Personally Identifiable Information (PII): Your Guide to PII Compliance
Unless you live a completely disconnected life, there are pieces of your personal information everywhere. Not all of it is personally identifiable information (PII)… Yet. The definition of what is PII and what doesn’t changes frequently. And, the definition of PII varies based on who you ask.
Additionally, some information that’s not considered PII can become PII when it’s combined with other personal information.
So, there’s a lot to work through. But, understanding PII is important for protecting yourself from fraud and identity theft, and for complying with personal data protection laws.
Complying with personal data protection laws is most difficult. Each set of personal protection laws has its own definition of PII. Which means that compliance with one set of laws may not meet the standards for another set of personal protection laws.
This guide will give you a good working definition of PII and a quick PII compliance checklist for assessing your compliance with personal protection laws.
What is Personally Identifiable Information?
Personally identifiable information (PII) is any piece of information that can be used to identify a specific person. In most cases, the information must be capable of distinguishing one individual from another to be considered PII.
That means that something like a first name is not PII, because it’s likely that many people have that first name. However, a full name — first, middle, and last — is considered PII by many organizations. It’s much less likely that many people have that same full name.

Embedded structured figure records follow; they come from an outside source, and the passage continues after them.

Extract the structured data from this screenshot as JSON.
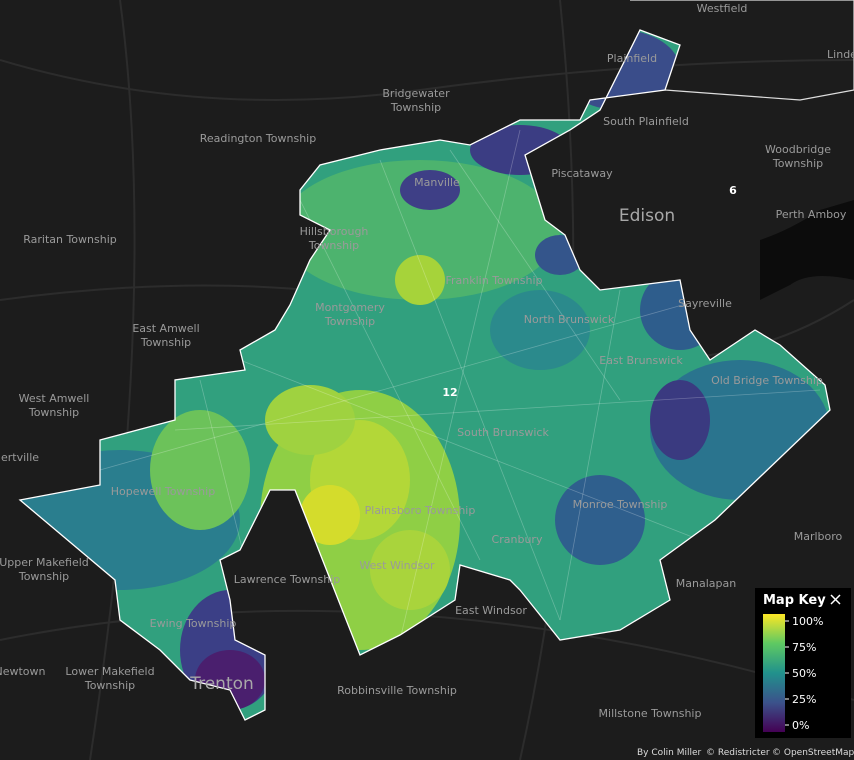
{
  "places": [
    {
      "lines": [
        "Westfield"
      ]
    },
    {
      "lines": [
        "Linde"
      ]
    },
    {
      "lines": [
        "Plainfield"
      ]
    },
    {
      "lines": [
        "Bridgewater",
        "Township"
      ]
    },
    {
      "lines": [
        "South Plainfield"
      ]
    },
    {
      "lines": [
        "Readington Township"
      ]
    },
    {
      "lines": [
        "Woodbridge",
        "Township"
      ]
    },
    {
      "lines": [
        "Piscataway"
      ]
    },
    {
      "lines": [
        "Edison"
      ]
    },
    {
      "lines": [
        "6"
      ]
    },
    {
      "lines": [
        "Perth Amboy"
      ]
    },
    {
      "lines": [
        "Manville"
      ]
    },
    {
      "lines": [
        "Raritan Township"
      ]
    },
    {
      "lines": [
        "Hillsborough",
        "Township"
      ]
    },
    {
      "lines": [
        "Franklin Township"
      ]
    },
    {
      "lines": [
        "Sayreville"
      ]
    },
    {
      "lines": [
        "Montgomery",
        "Township"
      ]
    },
    {
      "lines": [
        "East Amwell",
        "Township"
      ]
    },
    {
      "lines": [
        "North Brunswick"
      ]
    },
    {
      "lines": [
        "East Brunswick"
      ]
    },
    {
      "lines": [
        "Old Bridge Township"
      ]
    },
    {
      "lines": [
        "12"
      ]
    },
    {
      "lines": [
        "West Amwell",
        "Township"
      ]
    },
    {
      "lines": [
        "South Brunswick"
      ]
    },
    {
      "lines": [
        "ertville"
      ]
    },
    {
      "lines": [
        "Hopewell Township"
      ]
    },
    {
      "lines": [
        "Monroe Township"
      ]
    },
    {
      "lines": [
        "Marlboro"
      ]
    },
    {
      "lines": [
        "Plainsboro Township"
      ]
    },
    {
      "lines": [
        "Cranbury"
      ]
    },
    {
      "lines": [
        "Upper Makefield",
        "Township"
      ]
    },
    {
      "lines": [
        "Lawrence Township"
      ]
    },
    {
      "lines": [
        "West Windsor"
      ]
    },
    {
      "lines": [
        "East Windsor"
      ]
    },
    {
      "lines": [
        "Manalapan"
      ]
    },
    {
      "lines": [
        "Ewing Township"
      ]
    },
    {
      "lines": [
        "Newtown"
      ]
    },
    {
      "lines": [
        "Lower Makefield",
        "Township"
      ]
    },
    {
      "lines": [
        "Trenton"
      ]
    },
    {
      "lines": [
        "Robbinsville Township"
      ]
    },
    {
      "lines": [
        "Millstone Township"
      ]
    }
  ],
  "legend": {
    "title": "Map Key",
    "ticks": [
      {
        "value": 100,
        "label": "100%"
      },
      {
        "value": 75,
        "label": "75%"
      },
      {
        "value": 50,
        "label": "50%"
      },
      {
        "value": 25,
        "label": "25%"
      },
      {
        "value": 0,
        "label": "0%"
      }
    ]
  },
  "attribution": [
    "By Colin Miller",
    "© Redistricter",
    "© OpenStreetMap"
  ]
}
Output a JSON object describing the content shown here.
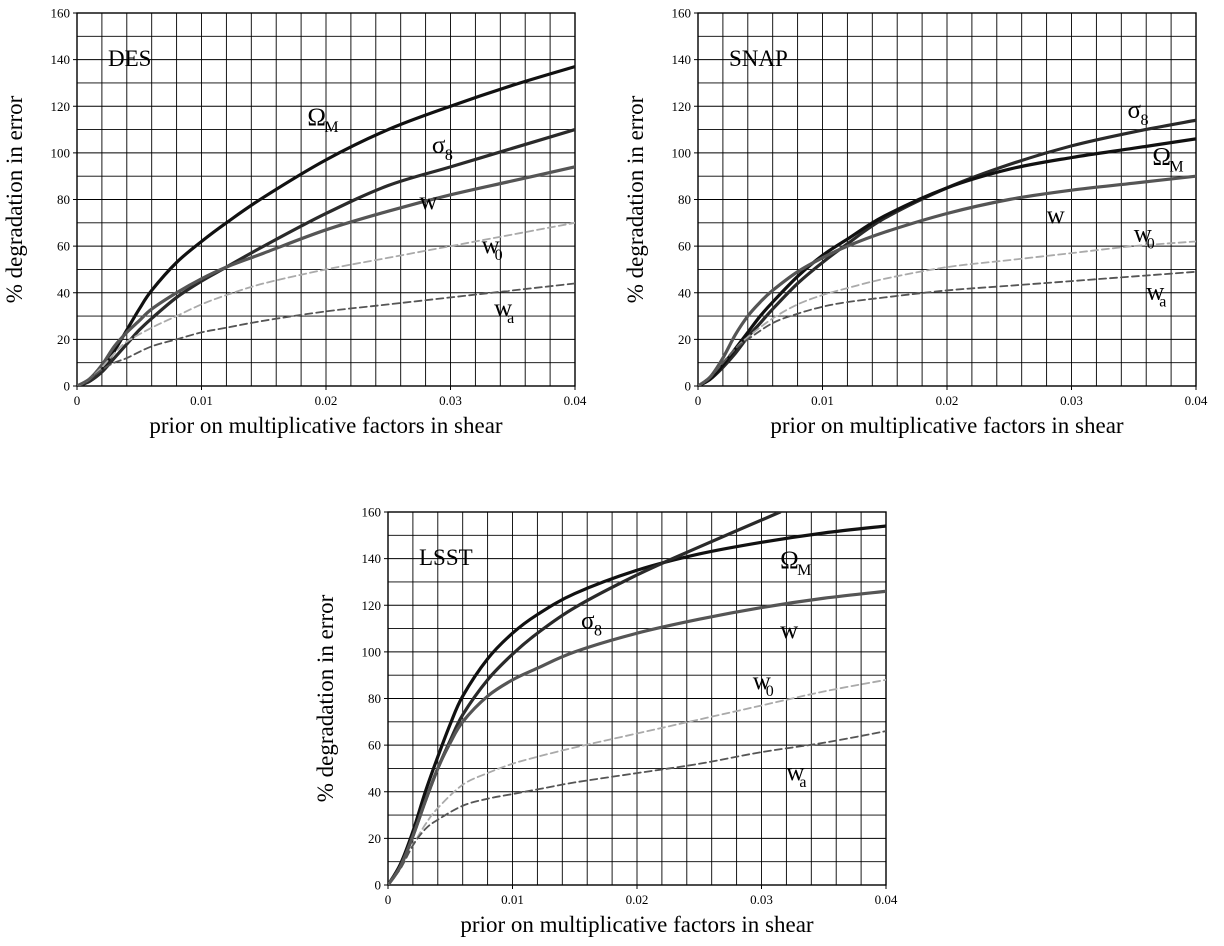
{
  "chart_data": [
    {
      "type": "line",
      "label": "DES",
      "xlabel": "prior on multiplicative factors in shear",
      "ylabel": "% degradation in error",
      "xlim": [
        0,
        0.04
      ],
      "ylim": [
        0,
        160
      ],
      "xticks": [
        "0",
        "0.01",
        "0.02",
        "0.03",
        "0.04"
      ],
      "yticks": [
        "0",
        "20",
        "40",
        "60",
        "80",
        "100",
        "120",
        "140",
        "160"
      ],
      "grid": true,
      "series": [
        {
          "name": "Ω_M",
          "label_main": "Ω",
          "label_sub": "M",
          "color": "#111111",
          "dashed": false,
          "x": [
            0,
            0.001,
            0.002,
            0.003,
            0.004,
            0.005,
            0.006,
            0.008,
            0.01,
            0.012,
            0.015,
            0.02,
            0.025,
            0.03,
            0.035,
            0.04
          ],
          "y": [
            0,
            2,
            7,
            15,
            24,
            33,
            41,
            53,
            62,
            70,
            81,
            97,
            110,
            120,
            129,
            137
          ]
        },
        {
          "name": "σ_8",
          "label_main": "σ",
          "label_sub": "8",
          "color": "#2a2a2a",
          "dashed": false,
          "x": [
            0,
            0.001,
            0.002,
            0.003,
            0.004,
            0.005,
            0.006,
            0.008,
            0.01,
            0.012,
            0.015,
            0.02,
            0.025,
            0.03,
            0.035,
            0.04
          ],
          "y": [
            0,
            2,
            6,
            12,
            18,
            24,
            29,
            38,
            45,
            51,
            60,
            74,
            86,
            94,
            102,
            110
          ]
        },
        {
          "name": "w",
          "label_main": "w",
          "label_sub": "",
          "color": "#555555",
          "dashed": false,
          "x": [
            0,
            0.001,
            0.002,
            0.003,
            0.004,
            0.005,
            0.006,
            0.008,
            0.01,
            0.012,
            0.015,
            0.02,
            0.025,
            0.03,
            0.035,
            0.04
          ],
          "y": [
            0,
            3,
            9,
            17,
            23,
            28,
            33,
            40,
            46,
            51,
            57,
            67,
            75,
            82,
            88,
            94
          ]
        },
        {
          "name": "w_0",
          "label_main": "w",
          "label_sub": "0",
          "color": "#aaaaaa",
          "dashed": true,
          "x": [
            0,
            0.001,
            0.002,
            0.003,
            0.004,
            0.006,
            0.008,
            0.01,
            0.012,
            0.015,
            0.02,
            0.025,
            0.03,
            0.035,
            0.04
          ],
          "y": [
            0,
            3,
            8,
            14,
            19,
            25,
            30,
            35,
            39,
            44,
            50,
            55,
            60,
            65,
            70
          ]
        },
        {
          "name": "w_a",
          "label_main": "w",
          "label_sub": "a",
          "color": "#555555",
          "dashed": true,
          "x": [
            0,
            0.001,
            0.002,
            0.003,
            0.004,
            0.006,
            0.008,
            0.01,
            0.012,
            0.015,
            0.02,
            0.025,
            0.03,
            0.035,
            0.04
          ],
          "y": [
            0,
            3,
            7,
            10,
            12,
            17,
            20,
            23,
            25,
            28,
            32,
            35,
            38,
            41,
            44
          ]
        }
      ]
    },
    {
      "type": "line",
      "label": "SNAP",
      "xlabel": "prior on multiplicative factors in shear",
      "ylabel": "% degradation in error",
      "xlim": [
        0,
        0.04
      ],
      "ylim": [
        0,
        160
      ],
      "xticks": [
        "0",
        "0.01",
        "0.02",
        "0.03",
        "0.04"
      ],
      "yticks": [
        "0",
        "20",
        "40",
        "60",
        "80",
        "100",
        "120",
        "140",
        "160"
      ],
      "grid": true,
      "series": [
        {
          "name": "σ_8",
          "label_main": "σ",
          "label_sub": "8",
          "color": "#2a2a2a",
          "dashed": false,
          "x": [
            0,
            0.001,
            0.002,
            0.003,
            0.004,
            0.005,
            0.006,
            0.008,
            0.01,
            0.012,
            0.015,
            0.02,
            0.025,
            0.03,
            0.035,
            0.04
          ],
          "y": [
            0,
            3,
            8,
            14,
            21,
            27,
            33,
            44,
            53,
            61,
            72,
            85,
            95,
            103,
            109,
            114
          ]
        },
        {
          "name": "Ω_M",
          "label_main": "Ω",
          "label_sub": "M",
          "color": "#111111",
          "dashed": false,
          "x": [
            0,
            0.001,
            0.002,
            0.003,
            0.004,
            0.005,
            0.006,
            0.008,
            0.01,
            0.012,
            0.015,
            0.02,
            0.025,
            0.03,
            0.035,
            0.04
          ],
          "y": [
            0,
            3,
            9,
            16,
            23,
            30,
            36,
            47,
            56,
            63,
            73,
            85,
            93,
            98,
            102,
            106
          ]
        },
        {
          "name": "w",
          "label_main": "w",
          "label_sub": "",
          "color": "#555555",
          "dashed": false,
          "x": [
            0,
            0.001,
            0.002,
            0.003,
            0.004,
            0.005,
            0.006,
            0.008,
            0.01,
            0.012,
            0.015,
            0.02,
            0.025,
            0.03,
            0.035,
            0.04
          ],
          "y": [
            0,
            4,
            12,
            22,
            30,
            36,
            41,
            49,
            55,
            60,
            66,
            74,
            80,
            84,
            87,
            90
          ]
        },
        {
          "name": "w_0",
          "label_main": "w",
          "label_sub": "0",
          "color": "#aaaaaa",
          "dashed": true,
          "x": [
            0,
            0.001,
            0.002,
            0.003,
            0.004,
            0.006,
            0.008,
            0.01,
            0.012,
            0.015,
            0.02,
            0.025,
            0.03,
            0.035,
            0.04
          ],
          "y": [
            0,
            4,
            10,
            16,
            21,
            29,
            35,
            39,
            42,
            46,
            51,
            54,
            57,
            60,
            62
          ]
        },
        {
          "name": "w_a",
          "label_main": "w",
          "label_sub": "a",
          "color": "#555555",
          "dashed": true,
          "x": [
            0,
            0.001,
            0.002,
            0.003,
            0.004,
            0.006,
            0.008,
            0.01,
            0.012,
            0.015,
            0.02,
            0.025,
            0.03,
            0.035,
            0.04
          ],
          "y": [
            0,
            4,
            10,
            16,
            20,
            27,
            31,
            34,
            36,
            38,
            41,
            43,
            45,
            47,
            49
          ]
        }
      ]
    },
    {
      "type": "line",
      "label": "LSST",
      "xlabel": "prior on multiplicative factors in shear",
      "ylabel": "% degradation in error",
      "xlim": [
        0,
        0.04
      ],
      "ylim": [
        0,
        160
      ],
      "xticks": [
        "0",
        "0.01",
        "0.02",
        "0.03",
        "0.04"
      ],
      "yticks": [
        "0",
        "20",
        "40",
        "60",
        "80",
        "100",
        "120",
        "140",
        "160"
      ],
      "grid": true,
      "series": [
        {
          "name": "Ω_M",
          "label_main": "Ω",
          "label_sub": "M",
          "color": "#111111",
          "dashed": false,
          "x": [
            0,
            0.001,
            0.002,
            0.003,
            0.004,
            0.005,
            0.006,
            0.008,
            0.01,
            0.012,
            0.015,
            0.02,
            0.025,
            0.03,
            0.035,
            0.04
          ],
          "y": [
            0,
            9,
            23,
            40,
            55,
            69,
            81,
            97,
            108,
            116,
            125,
            135,
            142,
            147,
            151,
            154
          ]
        },
        {
          "name": "σ_8",
          "label_main": "σ",
          "label_sub": "8",
          "color": "#2a2a2a",
          "dashed": false,
          "x": [
            0,
            0.001,
            0.002,
            0.003,
            0.004,
            0.005,
            0.006,
            0.008,
            0.01,
            0.012,
            0.015,
            0.02,
            0.025,
            0.0315
          ],
          "y": [
            0,
            8,
            21,
            36,
            50,
            62,
            73,
            88,
            99,
            108,
            119,
            133,
            145,
            160
          ]
        },
        {
          "name": "w",
          "label_main": "w",
          "label_sub": "",
          "color": "#555555",
          "dashed": false,
          "x": [
            0,
            0.001,
            0.002,
            0.003,
            0.004,
            0.005,
            0.006,
            0.008,
            0.01,
            0.012,
            0.015,
            0.02,
            0.025,
            0.03,
            0.035,
            0.04
          ],
          "y": [
            0,
            8,
            21,
            36,
            50,
            61,
            70,
            81,
            88,
            93,
            100,
            108,
            114,
            119,
            123,
            126
          ]
        },
        {
          "name": "w_0",
          "label_main": "w",
          "label_sub": "0",
          "color": "#aaaaaa",
          "dashed": true,
          "x": [
            0,
            0.001,
            0.002,
            0.003,
            0.004,
            0.006,
            0.008,
            0.01,
            0.012,
            0.015,
            0.02,
            0.025,
            0.03,
            0.035,
            0.04
          ],
          "y": [
            0,
            7,
            17,
            26,
            33,
            43,
            48,
            52,
            55,
            59,
            65,
            71,
            77,
            83,
            88
          ]
        },
        {
          "name": "w_a",
          "label_main": "w",
          "label_sub": "a",
          "color": "#555555",
          "dashed": true,
          "x": [
            0,
            0.001,
            0.002,
            0.003,
            0.004,
            0.006,
            0.008,
            0.01,
            0.012,
            0.015,
            0.02,
            0.025,
            0.03,
            0.035,
            0.04
          ],
          "y": [
            0,
            7,
            17,
            24,
            28,
            34,
            37,
            39,
            41,
            44,
            48,
            52,
            57,
            61,
            66
          ]
        }
      ]
    }
  ]
}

That brings up the categories of PII. There are two types of PII: linked information and linkable information.
Linked Information
Linked information is any piece of data that can be used to identify a person, with very little or without any additional information. Linked information includes:
- Full name
- Social security number
- Telephone number
- Email address
- Home address
- Driver’s license number
- Passport number
- Credit card number
- Birth date
- Login information
This isn’t a comprehensive list of linked information. If you’re unsure if a piece of data is linked information or not, consider how likely it is that two people have that same information. For instance, social security numbers are individualized and assigned to one person. No two people have the same SSN, but sometimes SSNs get miss-indexed, abused, shared, stolen, so that can be confusing. However, it’s considered linked information since SSN is supposed to be unique.
But, if you have a last name by itself, it’s quite likely that many people have that last name. So, it’s not linked information, since a last name can’t be used to identify a person without other personal information.
A last name alone would fall into the second category of PII, linkable information.
Linkable Information
Linkable information is personal information that must be combined with other pieces of personal data to identify a specific individual. Linked information includes:
- First or last name
- Country
- State
- City
- Postal code
- Sex
- Race
- Approximate age (i.e. 18–24)
- Job title or position
- Place of work
Typically, linkable information is data that, by itself, identifies a whole lot of people. But, would narrow it down to a single person if you combine it with other pieces of personal data.
If you’re trying to protect yourself from identity theft, you need to be most careful with your linked information (but, don’t be cavalier with linkable information just because it’s less sensitive). A clever identity thief needs only a couple pieces of linked information to cause problems for you.
On the other hand, if you’re concerned about regulatory compliance, things are more complex. Different governing agencies have different rules for handling PII. These varying rules stem from differences in what is considered PII.
In the United States, the National Institute of Standards and Technology (NIST) uses this definition of PII:
“PII is any information about an individual maintained by an agency, including (1) any information that can be used to distinguish or trace an individual‘s identity, such as name, social security number, date and place of birth, mother‘s maiden name, or biometric records; and (2) any other information that is linked or linkable to an individual, such as medical, educational, financial, and employment information.”